According to a study conducted by PNC Financial Services Group, 20-somethings carry an average of $45,000 in debt. The debt ranges from $12,000 for early 20- somethings to $78,000 for those in their late 20s. Student loans are the most common culprit, followed by credit card debt, car loans, and mortgages. If you’re already in debt, now is the time to climb your way out. 20-somethings have the energy to work multiple jobs, if needed. And, depending on your situation, maybe you can get a roommate (or two) to reduce your living expenses. Living below your means is the key, and a habit that you’ll want to foster. That means, don’t buy cars or rent apartments that strain your budget. And avoid high cell phone bills, furniture payments, and eating out every night. Traveling is a great and exciting idea – if you save for it. Don’t throw it on a credit card, and hope to pay for it later.

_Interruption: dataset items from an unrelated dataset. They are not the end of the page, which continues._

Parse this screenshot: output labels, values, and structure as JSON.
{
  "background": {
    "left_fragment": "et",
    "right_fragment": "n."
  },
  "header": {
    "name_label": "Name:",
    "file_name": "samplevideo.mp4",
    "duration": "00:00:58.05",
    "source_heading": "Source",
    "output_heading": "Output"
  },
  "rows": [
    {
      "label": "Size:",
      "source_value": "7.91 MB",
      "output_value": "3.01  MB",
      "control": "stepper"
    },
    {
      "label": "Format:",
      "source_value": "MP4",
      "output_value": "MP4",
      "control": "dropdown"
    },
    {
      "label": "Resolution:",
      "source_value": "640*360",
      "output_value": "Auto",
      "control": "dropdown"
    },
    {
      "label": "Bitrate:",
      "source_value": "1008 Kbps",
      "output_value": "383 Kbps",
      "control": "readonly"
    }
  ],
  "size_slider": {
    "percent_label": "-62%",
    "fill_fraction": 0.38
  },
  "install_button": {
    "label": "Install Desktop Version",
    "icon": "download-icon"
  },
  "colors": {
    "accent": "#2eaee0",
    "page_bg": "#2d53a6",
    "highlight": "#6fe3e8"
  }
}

Nothing – and I do mean nothing – will wreck your finances (and life in general) more than marrying the wrong person. And nothing (short of your salvation) will bless your life more than marrying the right person. Divorce is now a popular option, but it will ruin your finances, cripple your heart, and potentially jeopardize your future. To avoid these disasters, take your time. Don’t marry the first “Bozo the Clown” who says, “God told me you’re the one for me!” Maybe God didn’t really say that. Maybe that’s just hormones talking. (In your 20s, hormones talk pretty loud.) Yes, marry for love. Marry someone who makes your heart beat out of your chest. But please fall in love with someone who has a job, financial plan, and future.